Community members are asking county officials to push for stronger transparency requirements anytime a large detention facility opens or expands.
For people with loved ones inside the California City Immigration Processing Center, local nonprofits recommend practical steps:
- Keep detailed notes on medical requests, missed calls, and housing moves.
- Collect signed medical releases so lawyers can request records.
- Document any use-of-force claims with dates and names if possible.
- Save copies of correspondence and incident reports.
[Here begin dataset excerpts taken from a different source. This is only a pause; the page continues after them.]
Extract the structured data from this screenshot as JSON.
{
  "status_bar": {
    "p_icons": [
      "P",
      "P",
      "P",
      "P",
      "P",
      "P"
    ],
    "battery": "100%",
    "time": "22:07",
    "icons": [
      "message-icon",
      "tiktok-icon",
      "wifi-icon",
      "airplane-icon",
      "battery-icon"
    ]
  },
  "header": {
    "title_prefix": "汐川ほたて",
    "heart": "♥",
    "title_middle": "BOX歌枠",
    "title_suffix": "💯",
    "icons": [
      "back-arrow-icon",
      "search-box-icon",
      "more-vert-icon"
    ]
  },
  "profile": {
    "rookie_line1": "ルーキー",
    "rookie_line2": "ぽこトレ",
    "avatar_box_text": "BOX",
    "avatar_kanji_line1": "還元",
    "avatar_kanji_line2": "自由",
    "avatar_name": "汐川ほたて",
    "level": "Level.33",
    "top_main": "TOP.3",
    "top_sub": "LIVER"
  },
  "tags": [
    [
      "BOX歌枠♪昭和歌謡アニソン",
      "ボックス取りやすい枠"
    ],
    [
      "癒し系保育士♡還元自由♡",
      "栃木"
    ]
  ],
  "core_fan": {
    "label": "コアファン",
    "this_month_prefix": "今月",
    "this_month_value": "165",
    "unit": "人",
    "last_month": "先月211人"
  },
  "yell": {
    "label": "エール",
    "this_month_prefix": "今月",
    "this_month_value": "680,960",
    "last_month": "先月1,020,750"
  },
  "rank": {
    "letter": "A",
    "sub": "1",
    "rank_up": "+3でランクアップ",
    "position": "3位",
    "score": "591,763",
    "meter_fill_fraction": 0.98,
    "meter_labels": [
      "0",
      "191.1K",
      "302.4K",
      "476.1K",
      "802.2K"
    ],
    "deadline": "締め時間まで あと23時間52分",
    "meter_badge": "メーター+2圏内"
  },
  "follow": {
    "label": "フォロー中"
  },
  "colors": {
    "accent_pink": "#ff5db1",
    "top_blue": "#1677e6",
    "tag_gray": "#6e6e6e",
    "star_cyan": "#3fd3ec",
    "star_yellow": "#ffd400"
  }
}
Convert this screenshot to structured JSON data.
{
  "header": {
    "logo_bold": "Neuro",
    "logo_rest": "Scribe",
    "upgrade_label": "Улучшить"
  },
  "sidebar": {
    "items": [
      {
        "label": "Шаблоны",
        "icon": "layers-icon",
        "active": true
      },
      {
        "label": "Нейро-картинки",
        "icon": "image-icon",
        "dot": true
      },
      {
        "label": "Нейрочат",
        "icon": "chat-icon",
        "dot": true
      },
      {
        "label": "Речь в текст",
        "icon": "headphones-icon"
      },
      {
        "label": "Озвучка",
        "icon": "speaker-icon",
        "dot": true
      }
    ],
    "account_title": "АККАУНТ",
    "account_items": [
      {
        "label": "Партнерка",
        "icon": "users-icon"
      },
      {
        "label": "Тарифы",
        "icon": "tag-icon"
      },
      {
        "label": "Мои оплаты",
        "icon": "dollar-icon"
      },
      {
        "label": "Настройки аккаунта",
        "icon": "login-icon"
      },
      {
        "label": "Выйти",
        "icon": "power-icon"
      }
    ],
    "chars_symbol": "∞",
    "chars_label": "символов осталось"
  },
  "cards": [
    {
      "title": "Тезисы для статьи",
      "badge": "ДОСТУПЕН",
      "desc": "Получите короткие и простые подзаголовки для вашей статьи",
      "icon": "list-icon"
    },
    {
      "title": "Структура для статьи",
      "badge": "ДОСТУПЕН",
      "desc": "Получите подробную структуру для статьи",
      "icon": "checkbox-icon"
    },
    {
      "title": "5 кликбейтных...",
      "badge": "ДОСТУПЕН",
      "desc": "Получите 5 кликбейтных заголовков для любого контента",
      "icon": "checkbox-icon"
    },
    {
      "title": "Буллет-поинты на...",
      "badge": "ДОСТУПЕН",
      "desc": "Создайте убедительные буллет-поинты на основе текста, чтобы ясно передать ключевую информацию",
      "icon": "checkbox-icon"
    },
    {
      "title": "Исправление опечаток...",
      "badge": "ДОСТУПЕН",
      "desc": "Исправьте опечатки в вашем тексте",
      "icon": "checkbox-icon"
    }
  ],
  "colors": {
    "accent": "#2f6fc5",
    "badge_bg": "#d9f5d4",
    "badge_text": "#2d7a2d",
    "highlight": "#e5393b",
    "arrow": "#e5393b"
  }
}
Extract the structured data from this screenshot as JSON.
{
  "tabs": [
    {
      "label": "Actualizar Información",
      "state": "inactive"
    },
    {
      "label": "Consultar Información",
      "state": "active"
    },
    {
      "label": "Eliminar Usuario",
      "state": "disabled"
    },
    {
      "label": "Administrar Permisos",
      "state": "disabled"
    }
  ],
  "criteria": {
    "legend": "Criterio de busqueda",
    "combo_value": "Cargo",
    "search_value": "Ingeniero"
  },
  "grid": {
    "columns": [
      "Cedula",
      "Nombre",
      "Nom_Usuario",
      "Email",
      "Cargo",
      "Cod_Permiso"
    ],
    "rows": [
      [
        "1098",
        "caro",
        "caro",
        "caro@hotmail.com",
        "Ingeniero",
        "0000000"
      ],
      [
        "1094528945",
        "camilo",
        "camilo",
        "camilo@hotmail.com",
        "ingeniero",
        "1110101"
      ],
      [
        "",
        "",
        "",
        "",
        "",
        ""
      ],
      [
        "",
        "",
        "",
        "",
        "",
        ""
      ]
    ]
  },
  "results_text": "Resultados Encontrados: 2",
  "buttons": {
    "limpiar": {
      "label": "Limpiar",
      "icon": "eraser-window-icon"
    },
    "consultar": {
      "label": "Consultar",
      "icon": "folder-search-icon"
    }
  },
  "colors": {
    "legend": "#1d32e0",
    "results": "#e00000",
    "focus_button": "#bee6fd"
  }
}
These records can help in formal complaints and legal proceedings.
Ongoing debate
The return of California’s largest ICE facility under CoreCivic has reignited a long-running debate: should civil immigration custody be handled by private companies, especially in remote areas where oversight is harder?
For now, detentions continue, protests grow, and questions about safety, medical care, and transparency remain at the center of public concern in Kern County.
Frequently Asked Questions
This Article in a Nutshell
The California City Immigration Processing Center reopened in 2025 under CoreCivic, making it California’s largest ICE site with a 2,560-person capacity. Community groups and families say the facility resumed operations with little public notice and possibly without meeting SB29’s 180-day requirement, prompting calls for review. Detainees and advocates report medical neglect, unsanitary conditions, retaliation, restricted communications, and long travel times for visitors. Nonprofits urge independent inspections, public incident reports, community briefings, and a monitored hotline. CoreCivic and ICE maintain they follow federal standards and inspections. The reopening has intensified debates about private, remote detention and oversight in Kern County.